Violence is perpetrated by both the incumbent political leaders as well as by oppositional actors. It is not the proportion or degree that matters, but the fact that in Zimbabwe, for example, violence has been and continues to be promoted covertly and overtly by all political actors. An impartial, pluralistic and capacitated media would play an important role in critically analysing political statements and exposing politicians salivating for hate language.
It is most unfortunate that key political actors in the country seem to have perfected their talents for using violence-packed language; language that promotes disharmony, hatred and enmity.
Political violence in Zimbabwe is initiated and galvanised particularly by the political elite who want to hold on or attain political power whatever the cost.
Zimbabweans of divergent political persuasions should look forward to a time when electoral violence cannot be used as a weapon to gain power or when political disputes would be settled amicably.
The state has the responsibility of protecting all its citizens regardless of their political views. Police need to always act in a non-partisan and professional manner by avoiding selective application of the law.
Violence weakens national cohesion, increases national inequalities and disparities, fuels suspicion, degrades the reputations of citizens at home and abroad, depletes national pride and innovativeness, feeds braindrain, widens the horizons of impunity and ultimately depresses voter turnout as well as participation in democratic processes.
Paul van Tongeren and Kai Brand Jacobson provide an interesting framework useful in enhancing understanding, preventing and mitigating electoral violence in Zimbabwe. Critical ingredients of the framework are the need to ensure that any underlying causes of electoral violence are mapped. The mapping should begin at least 24 to 48 months before elections. They also suggest that at all levels in a country, there should be a time-tested, coherent infrastructure for peace and mediation.
The two electoral experts say social media should be harnessed with a view to raising national awareness on the cost of violence, its long-term impact as well as reporting incidents of electoral irregularities as they occur. They recommend that adequate and comprehensive electoral training should be provided to members of the police and other security services to enable them to respond non-violently to incidents of political violence.
The role of law enforcement agencies before, during and after elections is to prevent violence, provide intelligence and investigate such incidences whenever they occur and to apprehend offenders and hand them over for prosecution.

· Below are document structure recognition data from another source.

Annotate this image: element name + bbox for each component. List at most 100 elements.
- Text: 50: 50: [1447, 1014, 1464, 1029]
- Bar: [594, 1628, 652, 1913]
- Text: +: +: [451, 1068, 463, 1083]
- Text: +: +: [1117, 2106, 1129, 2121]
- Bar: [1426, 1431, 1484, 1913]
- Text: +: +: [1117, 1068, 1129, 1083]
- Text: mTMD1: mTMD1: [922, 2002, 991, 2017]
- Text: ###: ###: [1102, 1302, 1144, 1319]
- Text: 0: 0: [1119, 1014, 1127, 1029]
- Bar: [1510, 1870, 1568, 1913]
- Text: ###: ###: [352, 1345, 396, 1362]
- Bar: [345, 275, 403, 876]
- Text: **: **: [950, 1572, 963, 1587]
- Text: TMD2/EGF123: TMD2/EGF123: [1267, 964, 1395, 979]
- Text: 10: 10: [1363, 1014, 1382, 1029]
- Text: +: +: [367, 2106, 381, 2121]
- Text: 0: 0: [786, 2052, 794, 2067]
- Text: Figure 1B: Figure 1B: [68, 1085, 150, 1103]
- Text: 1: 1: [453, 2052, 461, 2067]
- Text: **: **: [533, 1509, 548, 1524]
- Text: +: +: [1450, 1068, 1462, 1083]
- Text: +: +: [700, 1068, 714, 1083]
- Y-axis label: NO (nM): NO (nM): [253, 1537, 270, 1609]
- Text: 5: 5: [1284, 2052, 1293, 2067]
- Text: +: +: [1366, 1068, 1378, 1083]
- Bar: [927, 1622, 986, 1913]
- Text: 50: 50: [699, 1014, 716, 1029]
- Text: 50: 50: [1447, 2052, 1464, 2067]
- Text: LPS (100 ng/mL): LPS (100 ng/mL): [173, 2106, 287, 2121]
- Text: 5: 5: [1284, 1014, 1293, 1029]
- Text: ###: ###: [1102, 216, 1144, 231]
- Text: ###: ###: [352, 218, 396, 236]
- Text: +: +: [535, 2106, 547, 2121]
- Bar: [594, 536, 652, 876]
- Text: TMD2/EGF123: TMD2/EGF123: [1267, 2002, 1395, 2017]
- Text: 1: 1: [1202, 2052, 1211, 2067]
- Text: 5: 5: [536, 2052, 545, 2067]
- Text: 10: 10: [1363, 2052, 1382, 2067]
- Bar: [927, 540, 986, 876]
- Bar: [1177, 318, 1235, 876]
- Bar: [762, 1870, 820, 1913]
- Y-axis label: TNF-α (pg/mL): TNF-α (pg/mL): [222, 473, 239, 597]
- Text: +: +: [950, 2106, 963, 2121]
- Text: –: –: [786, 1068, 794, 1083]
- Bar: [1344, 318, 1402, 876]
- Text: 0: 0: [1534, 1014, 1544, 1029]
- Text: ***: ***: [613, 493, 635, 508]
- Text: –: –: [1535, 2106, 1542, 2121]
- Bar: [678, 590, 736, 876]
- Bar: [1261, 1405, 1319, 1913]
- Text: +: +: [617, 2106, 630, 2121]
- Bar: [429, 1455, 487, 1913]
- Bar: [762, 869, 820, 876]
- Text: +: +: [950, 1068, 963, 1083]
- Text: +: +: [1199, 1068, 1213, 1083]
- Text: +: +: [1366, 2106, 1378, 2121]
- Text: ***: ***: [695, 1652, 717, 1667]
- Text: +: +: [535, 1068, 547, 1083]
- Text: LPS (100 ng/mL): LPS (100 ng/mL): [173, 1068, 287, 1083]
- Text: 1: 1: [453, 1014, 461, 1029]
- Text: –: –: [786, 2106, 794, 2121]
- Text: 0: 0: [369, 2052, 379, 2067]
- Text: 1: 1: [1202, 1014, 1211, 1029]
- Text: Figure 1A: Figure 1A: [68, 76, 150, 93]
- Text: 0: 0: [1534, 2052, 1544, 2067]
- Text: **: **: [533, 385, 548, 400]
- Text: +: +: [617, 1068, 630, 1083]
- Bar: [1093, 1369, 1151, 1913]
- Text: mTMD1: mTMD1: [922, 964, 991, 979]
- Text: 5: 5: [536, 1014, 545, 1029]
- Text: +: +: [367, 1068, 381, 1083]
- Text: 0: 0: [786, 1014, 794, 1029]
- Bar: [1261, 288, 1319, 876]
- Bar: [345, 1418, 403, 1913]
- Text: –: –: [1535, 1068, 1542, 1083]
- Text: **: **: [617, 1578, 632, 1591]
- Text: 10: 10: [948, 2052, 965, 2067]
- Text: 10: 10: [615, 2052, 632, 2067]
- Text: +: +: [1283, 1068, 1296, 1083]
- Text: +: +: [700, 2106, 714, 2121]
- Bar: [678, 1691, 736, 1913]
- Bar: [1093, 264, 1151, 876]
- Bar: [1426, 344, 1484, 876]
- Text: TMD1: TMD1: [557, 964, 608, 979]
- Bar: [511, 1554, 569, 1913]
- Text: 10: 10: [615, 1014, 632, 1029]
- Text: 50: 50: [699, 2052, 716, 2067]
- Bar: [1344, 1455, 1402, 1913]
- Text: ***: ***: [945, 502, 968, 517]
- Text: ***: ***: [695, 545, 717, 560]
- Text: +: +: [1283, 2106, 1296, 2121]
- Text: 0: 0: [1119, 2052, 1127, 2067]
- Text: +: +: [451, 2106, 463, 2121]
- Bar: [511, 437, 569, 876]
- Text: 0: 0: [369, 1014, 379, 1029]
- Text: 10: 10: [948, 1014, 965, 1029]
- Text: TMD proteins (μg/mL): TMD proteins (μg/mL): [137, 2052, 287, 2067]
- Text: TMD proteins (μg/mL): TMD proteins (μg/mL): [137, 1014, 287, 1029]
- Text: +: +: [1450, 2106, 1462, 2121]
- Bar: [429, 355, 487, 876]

The judiciary needs to be effective, impartial and reliable. To combat impunity, the judiciary should not only be seen to be dispensing “predictable justice”, but should also work in sync with other state organs, civic actors, national level actors and even international judiciary mechanisms.
The electoral management body should be robust and prompt in dealing with electoral complaints and act in an impartial manner. Simultaneously, the question of impunity has to be aggressively tackled at all levels beginning with leaders of all political parties, candidates and other stakeholders, cascading to the lowest levels.
The approach to permanently dealing with political violence should entail multi-agency, multi-sectoral and multi-level strategies. Dealing with political violence without dealing with other forms of violence endemic in our schools, institutions of higher learning, families and communities would be a waste of scarce national resources.
Raising violence awareness and training should be mainstreamed in the school curriculum, training of armed forces, the police and all tertiary institutions so that there is a ubiquitous understanding of violence, its forms, manifestations and mitigation. This is how violence can be stemmed and stamped out.